Projet de loi 21

L'archevêque de Montréal craint un recul des libertés individuelles

Selon l'archevêque de Montréal, Christian Lépine, la neutralité de l'État devrait plutôt «signifier une ouverture et une bienveillance devant le fait religieux et la diversité de croyances».
Selon l'archevêque de Montréal, Christian Lépine, la neutralité de l'État devrait plutôt «signifier une ouverture et une bienveillance devant le fait religieux et la diversité de croyances».   (Présence/François Gloutnay)
François Gloutnay | Journaliste
Journaliste
2019-05-16 07:42 || Québec Québec

Quelques heures avant que ne débutent le dernier jour des auditions publiques sur le projet de loi 21, Mgr Christian Lépine, l'archevêque de Montréal, déclare «craindre un recul des libertés individuelles» si la Loi sur la laïcité de l'État est adoptée par l'Assemblée nationale sans modification.

Selon l'archevêque de Montréal, la neutralité de l'État devrait plutôt «signifier une ouverture et une bienveillance devant le fait religieux et la diversité de croyances».

«Comment ne pas voir dans l’interdiction du port des signes religieux une entrave à la liberté de conscience et de religion, voire même une atteinte à la dignité humaine de personnes tenues de se cacher ou de taire leur identité au nom d’une présumée neutralité?», demande-t-il.

«Un État qui se dit neutre de manière si subjective ne peut réellement se réclamer du respect de la dignité de ses citoyens car la société n’est pas homogène», ajoute Mgr Lépine.

Il regrette particulièrement que le personnel enseignant soit contraint, par les dispositions du projet de loi 21, à n'afficher aucun signe ou vêtement religieux à l'école.

«Si les enseignantes et enseignants ne peuvent pas porter à leur discrétion des signes religieux, le message qui est donné aux enfants et aux jeunes est que la religion n’a pas sa place dans l’espace public, réduisant ainsi les croyants et les croyantes dans leurs droits les plus fondamentaux.»

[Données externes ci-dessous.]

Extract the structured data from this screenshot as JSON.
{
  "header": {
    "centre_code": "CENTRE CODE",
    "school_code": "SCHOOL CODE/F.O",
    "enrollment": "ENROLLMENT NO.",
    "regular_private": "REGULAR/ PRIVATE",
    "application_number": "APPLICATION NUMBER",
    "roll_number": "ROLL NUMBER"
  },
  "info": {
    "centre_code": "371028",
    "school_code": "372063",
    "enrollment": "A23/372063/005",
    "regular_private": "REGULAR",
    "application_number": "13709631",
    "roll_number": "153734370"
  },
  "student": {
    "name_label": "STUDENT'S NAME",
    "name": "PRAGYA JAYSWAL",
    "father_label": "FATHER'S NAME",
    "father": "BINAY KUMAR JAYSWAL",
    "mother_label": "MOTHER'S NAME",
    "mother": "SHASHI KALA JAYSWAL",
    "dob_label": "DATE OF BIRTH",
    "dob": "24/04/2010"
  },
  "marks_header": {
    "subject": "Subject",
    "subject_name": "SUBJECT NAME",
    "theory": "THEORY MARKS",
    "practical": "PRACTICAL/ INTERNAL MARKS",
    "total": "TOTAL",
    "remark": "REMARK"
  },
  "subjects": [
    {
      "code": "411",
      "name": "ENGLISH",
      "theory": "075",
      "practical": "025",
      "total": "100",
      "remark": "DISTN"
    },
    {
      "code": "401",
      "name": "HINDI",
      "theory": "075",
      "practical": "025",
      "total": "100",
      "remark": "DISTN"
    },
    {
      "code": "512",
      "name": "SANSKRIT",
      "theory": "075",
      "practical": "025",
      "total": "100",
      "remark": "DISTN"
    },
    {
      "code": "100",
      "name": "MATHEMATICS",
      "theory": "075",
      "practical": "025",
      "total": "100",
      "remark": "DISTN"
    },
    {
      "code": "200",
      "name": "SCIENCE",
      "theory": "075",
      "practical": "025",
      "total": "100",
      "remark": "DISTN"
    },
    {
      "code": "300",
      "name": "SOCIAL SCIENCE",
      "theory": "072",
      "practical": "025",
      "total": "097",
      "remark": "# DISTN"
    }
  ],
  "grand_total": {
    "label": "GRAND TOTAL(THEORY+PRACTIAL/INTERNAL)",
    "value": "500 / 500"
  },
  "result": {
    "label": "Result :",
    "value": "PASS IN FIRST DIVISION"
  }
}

Mgr Christian Lépine rappelle que «le port de signes ou de vêtements comme manifestation d’appartenance à une communauté religieuse est un droit fondamental» reconnu par l'article 18 de la Déclaration universelle des droits de l’homme. «Nous attendons du gouvernement québécois qu’il respecte cet engagement et garantisse ce droit fondamental et inaltérable.»

«Relativiser les libertés individuelles des citoyens au nom de la séparation des religions et de l’État comme de sa neutralité religieuse constitue une dangereuse dérive vers une laïcité fermée qui tend vers l’effacement progressif des manifestations individuelles et collectives publiques d’appartenance à une communauté religieuse», avertit l'archevêque de Montréal.

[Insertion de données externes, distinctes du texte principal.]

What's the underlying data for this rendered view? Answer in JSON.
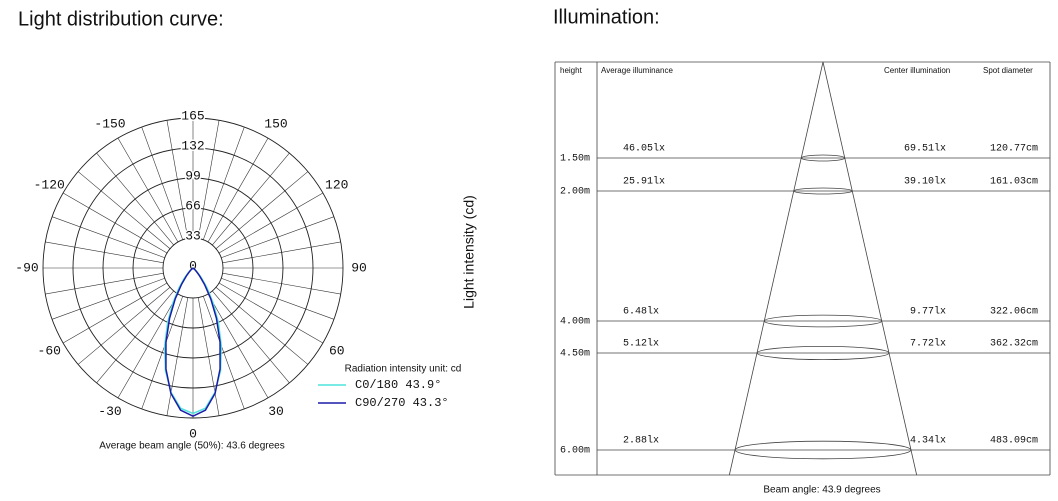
{
  "chart_data": {
    "type": "polar",
    "title": "Light distribution curve:",
    "axis_label": "Light intensity (cd)",
    "unit_note": "Radiation intensity unit: cd",
    "note": "Average beam angle (50%): 43.6 degrees",
    "x": [
      -60,
      -50,
      -45,
      -40,
      -35,
      -30,
      -25,
      -20,
      -15,
      -10,
      -5,
      0,
      5,
      10,
      15,
      20,
      25,
      30,
      35,
      40,
      45,
      50,
      60
    ],
    "rlim": [
      0,
      165
    ],
    "rticks": [
      0,
      33,
      66,
      99,
      132,
      165
    ],
    "angle_ticks": [
      -150,
      150,
      -120,
      120,
      -90,
      90,
      -60,
      60,
      -30,
      30,
      0
    ],
    "series": [
      {
        "name": "C0/180 43.9°",
        "color": "#4fe3dc",
        "values": [
          0,
          3,
          7,
          15,
          27,
          44,
          66,
          91,
          117,
          139,
          155,
          160,
          155,
          139,
          117,
          91,
          66,
          44,
          27,
          15,
          7,
          3,
          0
        ]
      },
      {
        "name": "C90/270 43.3°",
        "color": "#1c1ca8",
        "values": [
          0,
          2,
          5,
          11,
          22,
          39,
          61,
          87,
          115,
          140,
          157,
          163,
          157,
          140,
          115,
          87,
          61,
          39,
          22,
          11,
          5,
          2,
          0
        ]
      }
    ]
  },
  "illumination": {
    "title": "Illumination:",
    "headers": [
      "height",
      "Average illuminance",
      "Center illumination",
      "Spot diameter"
    ],
    "rows": [
      [
        "1.50m",
        "46.05lx",
        "69.51lx",
        "120.77cm"
      ],
      [
        "2.00m",
        "25.91lx",
        "39.10lx",
        "161.03cm"
      ],
      [
        "4.00m",
        "6.48lx",
        "9.77lx",
        "322.06cm"
      ],
      [
        "4.50m",
        "5.12lx",
        "7.72lx",
        "362.32cm"
      ],
      [
        "6.00m",
        "2.88lx",
        "4.34lx",
        "483.09cm"
      ]
    ],
    "footer": "Beam angle: 43.9 degrees"
  }
}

Aucun évêque, catholique ou anglican, n'a été invité à participer aux auditions sur le projet de loi 21. L'Assemblée des évêques catholiques du Québec n'a pas non plus été invitée par le gouvernement caquiste à présenter un mémoire devant les députés qui étudient la Loi sur la laïcité de l'État présenté par Simon Jolin-Barrette, ministre de l'Immigration, de la Diversité et de l'Inclusion, le 28 mars 2019.

L'intervention de Mgr Lépine reprend plusieurs positions déjà exprimées par le prélat.

Dernière journée

Ce jeudi 16 mai, les quatre derniers groupes à présenter un mémoire seront Fédération des femmes du Québec, la Coalition Inclusion Québec, la Ligue des droits et libertés et le Rassemblement pour la laïcité.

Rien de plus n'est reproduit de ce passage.